Taylor Art Professor Wins Top AwardBy Jim Garringer Published: May 10, 2012
An abstract, multicolored, multi-shaped sculpture created by Taylor art department faculty member Josh Welker has won first place in an international art show.
The sculpture, titled, It wasn't me, I wasn't there, was named first place by judges in the Saatchi Gallery of London competition. Welker’s creation is a compilation of 12 multisided objects that occupy a space measuring 30’x30’.
According to its website, Saatchi Gallery’s goal is to provide an innovative forum for contemporary art, presenting work by largely unseen young artists or by international artists whose work has been rarely or never exhibited in the UK.
Since Saatchi’s opening 25 years ago, the gallery has enjoyed continued growth and now hosts approximately 600,000 visitors each year. The Saatchi Gallery has worked with media sponsors on a number of shows including The Observer, The Sunday Times, Evening Standard, The Independent on Sunday and Time Out.
Many artists showing at The Saatchi Gallery are unknown when first exhibited, not only to the general public but also to the commercial art world. Many of these artists are subsequently offered shows by galleries and museums internationally. In this effect, the gallery also operates as a springboard for young artists to launch their careers.

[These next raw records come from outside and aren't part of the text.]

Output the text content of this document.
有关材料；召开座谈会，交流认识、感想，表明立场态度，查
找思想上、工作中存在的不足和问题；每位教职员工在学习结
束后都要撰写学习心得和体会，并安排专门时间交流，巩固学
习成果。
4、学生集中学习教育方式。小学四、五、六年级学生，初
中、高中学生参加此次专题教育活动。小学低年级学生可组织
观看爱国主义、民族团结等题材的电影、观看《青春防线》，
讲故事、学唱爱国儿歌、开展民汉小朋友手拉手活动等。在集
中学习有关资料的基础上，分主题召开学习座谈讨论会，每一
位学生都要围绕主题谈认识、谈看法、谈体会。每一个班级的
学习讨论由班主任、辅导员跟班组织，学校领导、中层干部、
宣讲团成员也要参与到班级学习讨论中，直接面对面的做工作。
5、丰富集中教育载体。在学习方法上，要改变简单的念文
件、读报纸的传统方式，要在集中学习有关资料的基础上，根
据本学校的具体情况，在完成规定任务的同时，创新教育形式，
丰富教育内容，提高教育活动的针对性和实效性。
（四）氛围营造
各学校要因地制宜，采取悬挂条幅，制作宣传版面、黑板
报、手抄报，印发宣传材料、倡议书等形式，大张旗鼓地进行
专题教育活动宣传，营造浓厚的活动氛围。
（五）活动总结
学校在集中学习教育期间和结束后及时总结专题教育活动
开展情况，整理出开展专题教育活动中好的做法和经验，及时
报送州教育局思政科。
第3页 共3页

It marks the second major award for Welker, who also won the $5,000 highest award in last year’s 3rd Semiannual Dave Bown Projects competition in New York City. New York artist and author D. Dominick Lombardi, wrote an essay on Welker’s work in which he said, “(There is) a certain freshness to Welker’s structures, which resemble someone thinking out loud, making discoveries as they go along and not wasting a bit of material along the way.”
“I’m thrilled to have my work validated and affirmed by a portion of the contemporary art world,” said Welker. “Art is, to some extent, a job like everything else. I log hours in my studio the same way I logged hours baking or washing dishes. If I’m not there the work doesn’t magically appear.
“I also understand art to be synonymous with life,” he added. “Careful and difficult decisions need to be made in both. If risks are not taken, nothing interesting will happen. If the edges aren’t refined, corners not carefully dealt with in art and in life, the life, or the work, might fail. This, at least, is what I strive for and teach.”